13-05-2020 The Challenge

DAY 12 
Database: WideWorIdImportersDW 
Entity: Dimension.EmpIoyee , Dimension.Customer 
Union select a [Full Name] column for each unique name in ascending order. 
The [Full Name] field is an alias for the [Employee] and [Primary Contact] fields.

A union to be careful with

My route

I did not fully understand what Alex was asking us to do, so I used the posting from Steven Bitaxi to read his blog and in his first line I found out what needed to be selected from what Entity. I also read, that Power Query does not have a UNION function, so I was wondering if I needed to skip this Day, like I did with the earlier days, where I did not find a folding query solution. Still I started using the toolbar in Power Query.

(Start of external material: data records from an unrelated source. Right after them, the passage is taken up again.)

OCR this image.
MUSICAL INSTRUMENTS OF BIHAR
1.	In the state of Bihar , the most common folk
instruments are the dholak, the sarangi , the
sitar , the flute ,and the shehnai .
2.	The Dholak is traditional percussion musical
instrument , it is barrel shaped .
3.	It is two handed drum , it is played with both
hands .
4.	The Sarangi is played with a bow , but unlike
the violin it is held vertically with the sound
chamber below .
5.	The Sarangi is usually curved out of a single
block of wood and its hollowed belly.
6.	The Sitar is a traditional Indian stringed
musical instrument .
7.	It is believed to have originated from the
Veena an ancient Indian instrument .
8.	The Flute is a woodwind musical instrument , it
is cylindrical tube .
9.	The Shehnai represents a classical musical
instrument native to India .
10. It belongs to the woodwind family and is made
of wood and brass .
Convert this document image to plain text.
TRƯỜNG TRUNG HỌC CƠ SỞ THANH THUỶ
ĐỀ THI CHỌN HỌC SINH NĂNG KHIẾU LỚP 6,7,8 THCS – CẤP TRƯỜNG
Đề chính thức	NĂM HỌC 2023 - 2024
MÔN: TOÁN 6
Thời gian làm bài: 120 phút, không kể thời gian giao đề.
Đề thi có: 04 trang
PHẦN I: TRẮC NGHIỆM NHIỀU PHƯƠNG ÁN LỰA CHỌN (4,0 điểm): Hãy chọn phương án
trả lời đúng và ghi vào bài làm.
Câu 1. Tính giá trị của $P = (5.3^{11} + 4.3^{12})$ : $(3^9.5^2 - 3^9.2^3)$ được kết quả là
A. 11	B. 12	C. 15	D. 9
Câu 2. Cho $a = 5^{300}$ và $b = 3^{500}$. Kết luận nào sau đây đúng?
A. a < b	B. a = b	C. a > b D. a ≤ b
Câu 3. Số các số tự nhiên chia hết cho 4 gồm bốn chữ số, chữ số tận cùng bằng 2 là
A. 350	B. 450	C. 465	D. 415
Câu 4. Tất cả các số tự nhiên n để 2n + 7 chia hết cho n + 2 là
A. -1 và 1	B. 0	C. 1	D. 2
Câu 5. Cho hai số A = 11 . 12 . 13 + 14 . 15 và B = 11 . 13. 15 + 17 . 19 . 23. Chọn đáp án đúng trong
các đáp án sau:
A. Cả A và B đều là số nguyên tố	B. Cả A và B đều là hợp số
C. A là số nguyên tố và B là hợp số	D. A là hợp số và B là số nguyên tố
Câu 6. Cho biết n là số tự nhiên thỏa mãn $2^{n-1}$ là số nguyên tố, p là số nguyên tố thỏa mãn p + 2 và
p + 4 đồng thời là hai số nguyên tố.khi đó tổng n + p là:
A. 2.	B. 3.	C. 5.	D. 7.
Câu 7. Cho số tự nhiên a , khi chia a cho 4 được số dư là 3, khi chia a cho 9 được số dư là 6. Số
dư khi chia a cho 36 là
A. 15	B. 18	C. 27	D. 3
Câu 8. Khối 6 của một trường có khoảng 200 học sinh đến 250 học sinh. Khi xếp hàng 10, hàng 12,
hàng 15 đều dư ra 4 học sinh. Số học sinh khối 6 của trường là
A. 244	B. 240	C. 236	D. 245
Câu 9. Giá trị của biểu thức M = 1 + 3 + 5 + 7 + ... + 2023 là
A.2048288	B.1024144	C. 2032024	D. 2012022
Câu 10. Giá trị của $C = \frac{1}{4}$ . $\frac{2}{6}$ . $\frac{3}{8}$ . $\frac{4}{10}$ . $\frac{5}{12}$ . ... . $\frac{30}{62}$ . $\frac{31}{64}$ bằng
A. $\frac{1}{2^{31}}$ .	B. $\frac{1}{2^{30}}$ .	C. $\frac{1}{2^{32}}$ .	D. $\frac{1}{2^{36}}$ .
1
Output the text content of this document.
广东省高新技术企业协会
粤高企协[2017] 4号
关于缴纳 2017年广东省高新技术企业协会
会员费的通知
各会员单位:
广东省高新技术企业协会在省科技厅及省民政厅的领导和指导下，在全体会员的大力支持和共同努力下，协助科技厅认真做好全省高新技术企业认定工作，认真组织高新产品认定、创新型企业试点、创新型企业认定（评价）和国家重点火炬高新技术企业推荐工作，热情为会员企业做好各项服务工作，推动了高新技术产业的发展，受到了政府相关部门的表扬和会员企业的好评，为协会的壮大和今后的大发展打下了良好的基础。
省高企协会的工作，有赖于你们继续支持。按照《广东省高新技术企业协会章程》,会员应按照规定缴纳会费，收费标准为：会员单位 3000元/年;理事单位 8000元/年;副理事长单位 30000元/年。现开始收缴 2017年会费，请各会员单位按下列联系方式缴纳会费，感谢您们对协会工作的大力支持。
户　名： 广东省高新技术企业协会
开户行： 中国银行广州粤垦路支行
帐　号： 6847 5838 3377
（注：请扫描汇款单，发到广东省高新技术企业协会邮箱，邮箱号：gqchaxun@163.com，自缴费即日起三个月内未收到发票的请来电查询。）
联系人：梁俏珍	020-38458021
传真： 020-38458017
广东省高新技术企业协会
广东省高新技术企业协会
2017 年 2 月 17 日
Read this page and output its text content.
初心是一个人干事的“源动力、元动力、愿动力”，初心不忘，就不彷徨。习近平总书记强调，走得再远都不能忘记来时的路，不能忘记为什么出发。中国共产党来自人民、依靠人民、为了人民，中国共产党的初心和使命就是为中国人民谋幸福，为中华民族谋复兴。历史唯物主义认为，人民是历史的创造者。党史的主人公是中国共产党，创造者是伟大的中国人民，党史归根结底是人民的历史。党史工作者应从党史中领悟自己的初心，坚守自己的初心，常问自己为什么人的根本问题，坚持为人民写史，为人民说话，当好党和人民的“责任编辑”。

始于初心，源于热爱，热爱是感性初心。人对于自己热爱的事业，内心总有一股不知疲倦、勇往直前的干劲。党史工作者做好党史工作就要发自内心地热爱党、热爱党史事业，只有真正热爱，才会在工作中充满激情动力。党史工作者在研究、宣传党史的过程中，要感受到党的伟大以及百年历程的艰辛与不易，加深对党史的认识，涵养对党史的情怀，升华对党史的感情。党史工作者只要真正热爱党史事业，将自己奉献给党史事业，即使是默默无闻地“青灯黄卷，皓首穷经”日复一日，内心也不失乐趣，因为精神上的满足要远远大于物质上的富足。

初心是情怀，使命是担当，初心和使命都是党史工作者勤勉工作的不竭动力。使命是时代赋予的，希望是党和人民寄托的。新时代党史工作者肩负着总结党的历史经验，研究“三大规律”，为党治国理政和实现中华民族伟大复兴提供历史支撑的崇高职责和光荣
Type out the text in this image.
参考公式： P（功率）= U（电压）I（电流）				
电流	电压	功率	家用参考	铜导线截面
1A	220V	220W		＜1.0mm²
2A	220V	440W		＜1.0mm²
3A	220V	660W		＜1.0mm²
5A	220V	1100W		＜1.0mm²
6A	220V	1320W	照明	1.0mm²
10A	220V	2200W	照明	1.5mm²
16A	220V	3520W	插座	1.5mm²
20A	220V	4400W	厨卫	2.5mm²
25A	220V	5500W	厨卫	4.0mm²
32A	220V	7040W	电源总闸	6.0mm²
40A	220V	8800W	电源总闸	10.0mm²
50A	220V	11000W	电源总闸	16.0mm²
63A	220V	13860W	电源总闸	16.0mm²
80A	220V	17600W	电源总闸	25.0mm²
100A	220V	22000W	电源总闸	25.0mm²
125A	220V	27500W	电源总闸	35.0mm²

  • For both Tables I removed all the columns that I did not need
  • I made sure that both columns in both Tables have the same name, by typing it into one and copying it into the other one.
  • I used the option Append Queries and got one column.
  • Removed the Duplicates and ended up with the same number of rows as Steven Bitaxi
  • Sorted the rows
  • I saw there is one row with the ‘name’ Unknown and decided to remove that row

The Native Query is still folding, so I seceded this challenge by using all the build in Power Query options. The difference is, that I have two query’s and that I need to be aware not to load them both into Power BI when I want to make visualisations.

My result

Day 08 #30DQUERY

09-05-2020 The Challenge

DAY 8 
Database: WideWorldlmportersDW 
Entity: Fact.Sale 
Select [Sale Key], [Customer Key], [Invoice Date Key], [Total Excluding Tax], [Tax Amount] and 
[Profit] where the [Invoice Date Key] is equal to the last date of each month.

A leap

My route

  • Remove the not needed columns
  • List the formula for last date of each month
    Date.EndOfMonth(dateTime as any) as any
    Noop that is not right, that is just giving the last date of each month in each row
  • Let’s go for [Invoice Date key] == Date.EndOfMonth
    Yes, I got a filter
    Noop the folding broke
  • I leave it with this, I did 3 challenges this day and it has been enough thinking for 1 day

My result

Day 07 #30DQUERY

08-05-2020 The Challenge

DAY 7 
Database: AdventureWorksDW2017 
Entity: DimEmployee 
Dynamically select all the columns that do not contain the text 'Key'.

Future proof

My route

From Owen Auger

From Barrett Studdard

// Find valid columns 
column_list • each not Text.Contains(_, "Key")),
  • So lets start looking in the documentation for Tekst.contains and List.select
    From what I find I cannot bring that together with the used code by the two people.
    Looking at List.select I now see why those two are in combination with each other; List.Select gives a list and Tekst.Contains gives True or False

My result

Day 06 #30DQUERY

07-05-2020 The Challenge

DAY 6 
Database: WideWorldlmportersDW 
Entity: Dimension.Stock Item 
Select [Stock Item Key], [Stock Item] and [Color] where the [Stock Item Key] is an even number and 
the [Color] is not N/A

Getting even

My route

  • Remove not needed columns
  • Filter out the N/A from Colour
  • I wanted to use the function Number.IsEven for the column Stock Item Key, but it kept giving an error, so I took a look in already given answers and show people where using the function Number.mod, so I used that as well

My result

Day 04 #30DQUERY

05-05-2020 The Challenge

Basic Math

My Route

  • Remove not needed columns
  • Make new column with the Text Length of [Description] (found the formula for this in Microsoft Docs)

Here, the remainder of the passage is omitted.